Time has passed since Zoli’s post. John McCain is back at the senate and Sarah Palin is back in Alaska. Recession appears to be much deeper than what it was then. Microsoft, the monopoly like player in the desktop world and who was reluctant to embrace cloud computing till it ceded the market place to other players like Google, has finally agreed that bad economy is good for cloud computing. ENT News, a sister site of Redmond Channel Partner Online, quotes Microsoft exec Doug Hauser as saying

A weakened economy will serve as a catalyst to push enterprises from on-premise computing to accessing services over the Internet cloud

Not only that, he seems to underline what we, the cloud evangelists, are saying for a long time.

He said it was pretty much accepted that the small-to-medium business and consumer spaces are "looking at [cloud computing] adoption anyway, regardless of the economic climate."

Thank you Mr. Hauser. Thank you Microsoft. Do we really need to convince the cloud skeptics anymore?

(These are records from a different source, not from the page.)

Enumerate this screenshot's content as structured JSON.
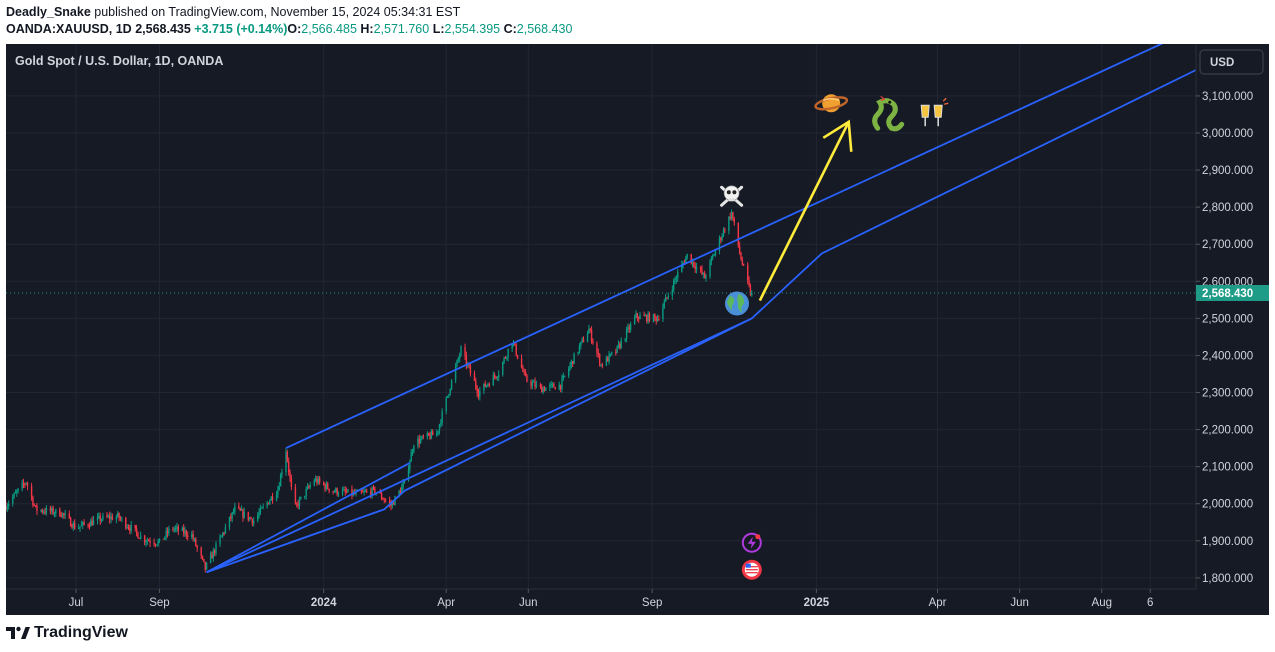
{
  "header": {
    "author": "Deadly_Snake",
    "published_text": "published on TradingView.com, November 15, 2024 05:34:31 EST",
    "symbol": "OANDA:XAUUSD, 1D",
    "price": "2,568.435",
    "change": "+3.715 (+0.14%)",
    "open_label": "O:",
    "open": "2,566.485",
    "high_label": "H:",
    "high": "2,571.760",
    "low_label": "L:",
    "low": "2,554.395",
    "close_label": "C:",
    "close": "2,568.430"
  },
  "chart_data": {
    "type": "candlestick",
    "title": "Gold Spot / U.S. Dollar, 1D, OANDA",
    "currency": "USD",
    "last_price_label": "2,568.430",
    "last_price": 2568.43,
    "y_ticks": [
      "1,800.000",
      "1,900.000",
      "2,000.000",
      "2,100.000",
      "2,200.000",
      "2,300.000",
      "2,400.000",
      "2,500.000",
      "2,600.000",
      "2,700.000",
      "2,800.000",
      "2,900.000",
      "3,000.000",
      "3,100.000"
    ],
    "y_tick_values": [
      1800,
      1900,
      2000,
      2100,
      2200,
      2300,
      2400,
      2500,
      2600,
      2700,
      2800,
      2900,
      3000,
      3100
    ],
    "x_ticks": [
      "Jul",
      "Sep",
      "2024",
      "Apr",
      "Jun",
      "Sep",
      "2025",
      "Apr",
      "Jun",
      "Aug",
      "6"
    ],
    "x_tick_dates": [
      "2023-07-01",
      "2023-09-01",
      "2024-01-01",
      "2024-04-01",
      "2024-06-01",
      "2024-09-01",
      "2025-01-01",
      "2025-04-01",
      "2025-06-01",
      "2025-08-01",
      "2025-09-06"
    ],
    "date_range": [
      "2023-05-10",
      "2025-10-10"
    ],
    "price_range": [
      1770,
      3240
    ],
    "price_path": [
      [
        "2023-05-10",
        1995
      ],
      [
        "2023-05-25",
        2060
      ],
      [
        "2023-06-01",
        1985
      ],
      [
        "2023-06-20",
        1975
      ],
      [
        "2023-07-01",
        1935
      ],
      [
        "2023-07-20",
        1960
      ],
      [
        "2023-08-01",
        1965
      ],
      [
        "2023-08-20",
        1905
      ],
      [
        "2023-09-01",
        1895
      ],
      [
        "2023-09-10",
        1935
      ],
      [
        "2023-09-25",
        1915
      ],
      [
        "2023-10-05",
        1825
      ],
      [
        "2023-10-12",
        1875
      ],
      [
        "2023-10-27",
        1985
      ],
      [
        "2023-11-10",
        1955
      ],
      [
        "2023-11-28",
        2040
      ],
      [
        "2023-12-04",
        2145
      ],
      [
        "2023-12-10",
        1985
      ],
      [
        "2023-12-25",
        2065
      ],
      [
        "2024-01-08",
        2035
      ],
      [
        "2024-01-25",
        2025
      ],
      [
        "2024-02-08",
        2035
      ],
      [
        "2024-02-20",
        1995
      ],
      [
        "2024-03-01",
        2055
      ],
      [
        "2024-03-08",
        2165
      ],
      [
        "2024-03-25",
        2190
      ],
      [
        "2024-04-05",
        2330
      ],
      [
        "2024-04-12",
        2415
      ],
      [
        "2024-04-25",
        2300
      ],
      [
        "2024-05-10",
        2355
      ],
      [
        "2024-05-20",
        2440
      ],
      [
        "2024-05-30",
        2335
      ],
      [
        "2024-06-10",
        2310
      ],
      [
        "2024-06-25",
        2320
      ],
      [
        "2024-07-05",
        2395
      ],
      [
        "2024-07-16",
        2470
      ],
      [
        "2024-07-25",
        2375
      ],
      [
        "2024-08-05",
        2410
      ],
      [
        "2024-08-20",
        2505
      ],
      [
        "2024-09-05",
        2500
      ],
      [
        "2024-09-20",
        2620
      ],
      [
        "2024-09-27",
        2670
      ],
      [
        "2024-10-10",
        2610
      ],
      [
        "2024-10-22",
        2720
      ],
      [
        "2024-10-30",
        2785
      ],
      [
        "2024-11-06",
        2660
      ],
      [
        "2024-11-14",
        2555
      ]
    ],
    "trend_lines": [
      {
        "name": "channel-upper",
        "color": "#2962ff",
        "points": [
          [
            "2023-12-04",
            2150
          ],
          [
            "2025-09-20",
            3250
          ]
        ]
      },
      {
        "name": "channel-lower",
        "color": "#2962ff",
        "points": [
          [
            "2023-10-06",
            1815
          ],
          [
            "2024-11-14",
            2500
          ],
          [
            "2025-01-05",
            2675
          ],
          [
            "2025-10-10",
            3170
          ]
        ]
      },
      {
        "name": "support-line",
        "color": "#2962ff",
        "points": [
          [
            "2023-10-06",
            1815
          ],
          [
            "2024-02-15",
            1985
          ],
          [
            "2024-03-01",
            2035
          ],
          [
            "2024-11-14",
            2500
          ]
        ]
      },
      {
        "name": "support-line-2",
        "color": "#2962ff",
        "points": [
          [
            "2023-10-06",
            1815
          ],
          [
            "2024-03-05",
            2110
          ]
        ]
      }
    ],
    "projection_arrow": {
      "color": "#ffeb3b",
      "from": [
        "2024-11-20",
        2548
      ],
      "to": [
        "2025-01-25",
        3030
      ]
    },
    "annotations": [
      {
        "name": "skull-crossbones-icon",
        "date": "2024-10-30",
        "price": 2832
      },
      {
        "name": "earth-globe-icon",
        "date": "2024-11-03",
        "price": 2540
      },
      {
        "name": "ringed-planet-icon",
        "date": "2025-01-12",
        "price": 3080
      },
      {
        "name": "snake-icon",
        "date": "2025-02-23",
        "price": 3045
      },
      {
        "name": "clinking-glasses-icon",
        "date": "2025-03-28",
        "price": 3048
      }
    ],
    "event_icons": [
      {
        "name": "earnings-bolt-icon",
        "date": "2024-11-14",
        "price": 1895
      },
      {
        "name": "us-flag-event-icon",
        "date": "2024-11-14",
        "price": 1822
      }
    ]
  },
  "colors": {
    "background": "#161a25",
    "grid": "#222632",
    "up": "#089981",
    "down": "#f23645",
    "trendline": "#2962ff",
    "arrow": "#ffeb3b",
    "text": "#d1d4dc",
    "last_price": "#1e9c88"
  },
  "footer": {
    "brand": "TradingView"
  }
}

On an unrelated note, I want to use the same article to highlight one point which is obvious by now. It is the enormous savings in SaaS compared to on premise software. In the talk, Mr. Hauser highlights how Exchange as SaaS is much cheaper than Exchange On Demand, in addition to giving more profits to Microsoft.

Hauser described an Exchange implementation where an on-premise cost is $18 a month per user for the software, of which Microsoft gets $3.

"For Exchange Online, we charge $10 a month per user per seat, so our net gain is $7," he said. "The customer actually saves $8. There's a huge benefit to the customer; there's a benefit to us. There are very similar economics to have developer services in the cloud similar to those sorts of online services.

Isn’t it time we stop highlighting the cloud economics and talk more about cloud dynamics?